Jérôme Leroy, né en 1964, est l'auteur d'une vingtaine de livres. Le Bloc a
été publié dans la Série noire de Gallimard puis, il y a peu, chez
Folio policier. Celui qui était à l'édition 2013 de "Vins noirs", rue
Haute-Vienne à Limoges en juin dernier, évoque souvent dans son oeuvre
une société au bord de l'apocalypse, et c'est bien le cas dans ce roman
où toute ressemblance avec le principal parti d'extrême-droite français
et des personnes existant ou ayant existé est absolument volontaire.

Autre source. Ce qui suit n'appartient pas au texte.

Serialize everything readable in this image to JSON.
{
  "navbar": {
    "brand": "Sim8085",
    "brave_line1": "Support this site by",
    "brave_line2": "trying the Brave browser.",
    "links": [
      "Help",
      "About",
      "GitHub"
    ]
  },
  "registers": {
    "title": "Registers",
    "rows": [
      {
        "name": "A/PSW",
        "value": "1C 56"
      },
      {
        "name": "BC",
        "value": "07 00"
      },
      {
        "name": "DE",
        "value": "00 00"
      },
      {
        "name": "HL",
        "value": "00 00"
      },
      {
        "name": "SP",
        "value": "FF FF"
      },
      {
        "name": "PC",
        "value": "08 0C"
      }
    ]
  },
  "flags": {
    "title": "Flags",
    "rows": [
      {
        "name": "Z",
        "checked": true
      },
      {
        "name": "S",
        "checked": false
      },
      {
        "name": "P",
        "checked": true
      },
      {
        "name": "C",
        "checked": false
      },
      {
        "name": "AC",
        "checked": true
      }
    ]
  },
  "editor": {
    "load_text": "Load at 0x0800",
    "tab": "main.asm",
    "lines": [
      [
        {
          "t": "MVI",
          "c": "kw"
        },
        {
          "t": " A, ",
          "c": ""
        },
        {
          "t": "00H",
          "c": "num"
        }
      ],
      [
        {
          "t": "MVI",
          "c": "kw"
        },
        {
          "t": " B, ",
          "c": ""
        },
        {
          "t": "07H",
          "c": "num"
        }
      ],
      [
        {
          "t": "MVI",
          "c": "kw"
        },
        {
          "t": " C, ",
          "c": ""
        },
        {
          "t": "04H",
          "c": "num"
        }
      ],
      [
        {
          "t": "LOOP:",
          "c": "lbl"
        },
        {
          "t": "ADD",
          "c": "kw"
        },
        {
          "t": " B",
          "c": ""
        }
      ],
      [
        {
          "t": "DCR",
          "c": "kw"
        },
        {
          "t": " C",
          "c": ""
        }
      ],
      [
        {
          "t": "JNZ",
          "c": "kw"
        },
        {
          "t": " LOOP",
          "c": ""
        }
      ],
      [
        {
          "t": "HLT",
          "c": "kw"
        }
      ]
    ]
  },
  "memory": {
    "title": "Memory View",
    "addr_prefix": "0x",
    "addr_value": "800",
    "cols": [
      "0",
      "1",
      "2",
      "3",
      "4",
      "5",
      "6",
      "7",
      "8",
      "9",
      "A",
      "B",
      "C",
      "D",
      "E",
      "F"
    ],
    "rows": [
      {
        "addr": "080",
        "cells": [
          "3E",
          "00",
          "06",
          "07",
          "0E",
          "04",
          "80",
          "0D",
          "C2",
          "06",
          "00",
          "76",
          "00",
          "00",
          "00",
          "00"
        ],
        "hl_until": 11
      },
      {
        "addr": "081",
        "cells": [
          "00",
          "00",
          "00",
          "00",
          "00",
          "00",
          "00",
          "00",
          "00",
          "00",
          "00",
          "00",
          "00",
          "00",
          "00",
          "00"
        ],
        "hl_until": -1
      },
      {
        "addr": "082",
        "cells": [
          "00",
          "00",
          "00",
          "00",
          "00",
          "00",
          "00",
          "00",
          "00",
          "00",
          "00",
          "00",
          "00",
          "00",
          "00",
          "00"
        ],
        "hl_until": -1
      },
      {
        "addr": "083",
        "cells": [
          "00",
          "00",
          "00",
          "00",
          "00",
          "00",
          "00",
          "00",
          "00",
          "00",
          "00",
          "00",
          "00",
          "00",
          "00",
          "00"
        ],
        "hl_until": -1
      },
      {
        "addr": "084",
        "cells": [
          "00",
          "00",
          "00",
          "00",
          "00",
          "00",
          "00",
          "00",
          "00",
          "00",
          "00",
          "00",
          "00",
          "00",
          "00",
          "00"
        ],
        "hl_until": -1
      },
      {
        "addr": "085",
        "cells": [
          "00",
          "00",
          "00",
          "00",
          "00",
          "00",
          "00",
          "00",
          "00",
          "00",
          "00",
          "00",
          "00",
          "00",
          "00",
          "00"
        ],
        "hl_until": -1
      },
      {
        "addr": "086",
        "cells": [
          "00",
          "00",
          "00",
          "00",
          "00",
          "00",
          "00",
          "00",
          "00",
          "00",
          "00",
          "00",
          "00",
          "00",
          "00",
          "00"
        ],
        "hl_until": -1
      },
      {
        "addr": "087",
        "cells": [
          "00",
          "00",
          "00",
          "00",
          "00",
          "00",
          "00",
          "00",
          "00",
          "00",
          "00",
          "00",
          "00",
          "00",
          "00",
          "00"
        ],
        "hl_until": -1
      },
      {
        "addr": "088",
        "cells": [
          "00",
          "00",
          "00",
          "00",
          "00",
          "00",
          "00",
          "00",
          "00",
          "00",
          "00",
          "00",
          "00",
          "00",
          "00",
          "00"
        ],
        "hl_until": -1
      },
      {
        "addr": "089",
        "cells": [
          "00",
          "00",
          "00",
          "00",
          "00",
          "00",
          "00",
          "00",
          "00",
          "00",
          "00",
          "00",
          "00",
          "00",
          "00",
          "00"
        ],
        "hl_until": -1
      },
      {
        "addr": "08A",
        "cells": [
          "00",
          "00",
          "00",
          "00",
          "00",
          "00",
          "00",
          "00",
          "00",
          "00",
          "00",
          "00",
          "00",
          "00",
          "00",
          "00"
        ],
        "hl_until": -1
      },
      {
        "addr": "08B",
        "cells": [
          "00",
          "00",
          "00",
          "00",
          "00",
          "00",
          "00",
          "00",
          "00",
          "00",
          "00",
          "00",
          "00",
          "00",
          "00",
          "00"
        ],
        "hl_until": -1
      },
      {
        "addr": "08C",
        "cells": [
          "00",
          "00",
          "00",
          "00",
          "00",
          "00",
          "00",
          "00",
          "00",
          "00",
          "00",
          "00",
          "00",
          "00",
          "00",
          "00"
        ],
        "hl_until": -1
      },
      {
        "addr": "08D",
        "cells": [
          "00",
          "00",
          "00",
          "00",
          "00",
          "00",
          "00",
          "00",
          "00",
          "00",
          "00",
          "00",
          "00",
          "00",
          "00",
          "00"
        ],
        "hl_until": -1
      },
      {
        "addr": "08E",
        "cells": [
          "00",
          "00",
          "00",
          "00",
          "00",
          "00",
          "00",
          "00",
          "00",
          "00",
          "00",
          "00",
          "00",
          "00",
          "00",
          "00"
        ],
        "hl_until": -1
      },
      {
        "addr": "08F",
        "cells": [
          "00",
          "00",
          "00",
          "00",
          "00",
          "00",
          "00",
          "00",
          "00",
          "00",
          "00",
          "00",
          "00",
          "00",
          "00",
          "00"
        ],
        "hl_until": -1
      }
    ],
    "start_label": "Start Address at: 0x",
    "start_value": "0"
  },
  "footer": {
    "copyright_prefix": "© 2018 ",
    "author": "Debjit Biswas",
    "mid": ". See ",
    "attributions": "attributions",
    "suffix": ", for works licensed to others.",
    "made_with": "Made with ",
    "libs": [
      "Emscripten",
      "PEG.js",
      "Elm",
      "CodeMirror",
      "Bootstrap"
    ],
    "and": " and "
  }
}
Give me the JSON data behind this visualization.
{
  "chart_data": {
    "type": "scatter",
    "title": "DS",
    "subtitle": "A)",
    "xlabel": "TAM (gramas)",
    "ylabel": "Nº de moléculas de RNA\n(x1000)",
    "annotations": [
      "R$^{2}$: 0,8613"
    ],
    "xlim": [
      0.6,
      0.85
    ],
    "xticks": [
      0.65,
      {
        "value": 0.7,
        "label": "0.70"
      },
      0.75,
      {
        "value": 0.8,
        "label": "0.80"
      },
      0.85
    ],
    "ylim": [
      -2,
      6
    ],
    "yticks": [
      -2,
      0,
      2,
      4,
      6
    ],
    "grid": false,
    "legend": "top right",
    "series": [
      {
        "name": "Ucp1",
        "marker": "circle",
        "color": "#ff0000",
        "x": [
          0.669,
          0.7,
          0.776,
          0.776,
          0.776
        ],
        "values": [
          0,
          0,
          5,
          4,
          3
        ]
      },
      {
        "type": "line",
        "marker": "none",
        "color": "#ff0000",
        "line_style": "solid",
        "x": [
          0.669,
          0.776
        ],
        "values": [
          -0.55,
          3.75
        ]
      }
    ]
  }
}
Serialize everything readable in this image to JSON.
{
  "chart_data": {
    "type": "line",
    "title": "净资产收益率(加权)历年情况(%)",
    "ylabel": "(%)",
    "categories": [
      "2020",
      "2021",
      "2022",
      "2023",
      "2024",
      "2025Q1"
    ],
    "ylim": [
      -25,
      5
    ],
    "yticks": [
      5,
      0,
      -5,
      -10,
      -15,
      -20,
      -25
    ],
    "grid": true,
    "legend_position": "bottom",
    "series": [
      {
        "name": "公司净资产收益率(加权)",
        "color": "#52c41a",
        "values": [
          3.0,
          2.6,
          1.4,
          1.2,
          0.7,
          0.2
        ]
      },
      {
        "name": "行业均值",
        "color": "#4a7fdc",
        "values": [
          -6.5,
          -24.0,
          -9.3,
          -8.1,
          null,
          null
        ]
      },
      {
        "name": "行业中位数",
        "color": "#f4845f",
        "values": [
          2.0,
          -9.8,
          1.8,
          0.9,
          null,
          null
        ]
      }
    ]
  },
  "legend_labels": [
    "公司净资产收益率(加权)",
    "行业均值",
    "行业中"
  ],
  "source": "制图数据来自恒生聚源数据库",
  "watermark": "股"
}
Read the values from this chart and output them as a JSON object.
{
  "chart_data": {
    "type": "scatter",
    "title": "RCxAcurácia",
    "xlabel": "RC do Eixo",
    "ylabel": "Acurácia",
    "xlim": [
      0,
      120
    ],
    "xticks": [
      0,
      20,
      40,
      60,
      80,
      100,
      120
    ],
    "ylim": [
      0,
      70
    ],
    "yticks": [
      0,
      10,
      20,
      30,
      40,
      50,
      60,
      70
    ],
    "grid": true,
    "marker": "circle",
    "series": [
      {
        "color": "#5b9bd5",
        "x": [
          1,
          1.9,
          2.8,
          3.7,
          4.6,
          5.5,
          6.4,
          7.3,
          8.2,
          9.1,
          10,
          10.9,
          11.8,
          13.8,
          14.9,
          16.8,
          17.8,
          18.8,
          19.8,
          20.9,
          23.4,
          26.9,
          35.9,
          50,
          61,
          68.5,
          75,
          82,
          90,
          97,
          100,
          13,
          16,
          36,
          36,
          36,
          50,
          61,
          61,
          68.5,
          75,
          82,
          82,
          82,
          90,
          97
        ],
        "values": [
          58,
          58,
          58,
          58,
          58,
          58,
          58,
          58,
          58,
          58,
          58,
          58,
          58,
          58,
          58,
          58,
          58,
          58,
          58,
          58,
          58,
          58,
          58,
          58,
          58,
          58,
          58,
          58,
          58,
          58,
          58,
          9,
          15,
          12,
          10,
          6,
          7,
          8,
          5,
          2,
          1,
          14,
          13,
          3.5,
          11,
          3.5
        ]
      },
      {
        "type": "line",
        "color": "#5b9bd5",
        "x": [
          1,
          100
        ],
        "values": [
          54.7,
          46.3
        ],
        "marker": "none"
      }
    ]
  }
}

Mieux qu'un ouvrage historique, ce livre très documenté où sourd un
angoissant suspense fait percevoir au plus profond et au plus intime ce
qu'est sans doute le Front National, à peine déguisé ici en Bloc
Patriotique - dont la nouvelle responsable, Agnès, aimait porter des
pulls "bleu marine" à même la peau lorsqu'elle était jeune. Deux
narrateurs se partagent le récit alternant présent et flash-back
multiples: tandis que la France est à feu et à sang en raison d'émeutes
meurtrières, les responsables du Bloc - dont Agnès qui a hérité la
direction du parti de son père, après une tentative de scission menée
par une certaine Louise Burgos - négocient avec le président leur entrée
massive au gouvernement. Antoine Maynard, le mari d'Agnès, ancien prof
de lettres, écrivain nostalgique d'un "avant" merveilleux (pas si
éloigné d'Alain Finkielkraut dans son constat), très violent à
l'occasion, devenu "fasciste à cause d'un sexe de fille", dit-il (celui
d'Agnès), alors que sa vie aurait pu être toute autre (basculant
peut-être vers une sorte de sainteté laïque) se remémore son itinéraire
au Bloc au moment où il va sans doute entrer au gouvernement. Jérôme
Leroy sait montrer un personnage à la fois plus nuancé qu'il y paraît -
fascinant à certains égards - et sans scrupules. L'autre narrateur, son
ami, peut-être une sorte de fils pour lui qui ne peut en avoir, est un
ancien skin homosexuel chargé de former les forces spéciales du Bloc,
celles qui interviennent pour effectuer les sales besognes. Stanko, qui
se prend pour un Spartiate, un fils d'immigré polonais détruit par la
crise de la sidérurgie dans le Nord, devenu meurtrier par désespoir,
puis par conviction et obéissance aux cadres du Bloc - dont un ancien
S.S. -, terrifiant de force et de résolution, plein d'un racisme
déterminé. Au moment où se déroule le roman - même pas 24 heures - il
est pourchassé par ceux qu'il a formés et qui ont l'ordre de faire
disparaître tous les témoins gênants des horreurs commises par le Bloc
durant ces quarante années où il a préparé son accession au pouvoir sous
la férule de son vieux chef alors que l'économie puis la société
française se délitait, perdant peu à peu le sens des valeurs
républicaines. On songe à la "nuit des longs couteaux", à Visconti. Tout
remonte à la surface tandis que se développe le double suspense de
l'attente du résultat des négociations et celui de la chasse à l'homme:
la violence et l'opportunisme des militants d'extrême-droite, leur
absence de remords mais aussi leurs divisions provenant d'origines
politiques disparates. Tout est saisissant de vérité et d'érudition et
le lecteur ne peut lâcher le livre, même quand ce qui y est écrit
devrait être indicible. La violence a une histoire, nous dit ici Jérôme
Leroy, brillant romancier et analyste de la société qui ne cache pas les
compromissions ou les lâchetés de la gauche bien pensante. Elle conduit
souvent au pire: ici, l'après, ce sera soit la dictature, soit la
guerre civile, les deux aimant à se nourrir l'une l'autre.
En ces temps de progression continue de l'extrême-droite, voici un livre bien écrit qui aide à réfléchir.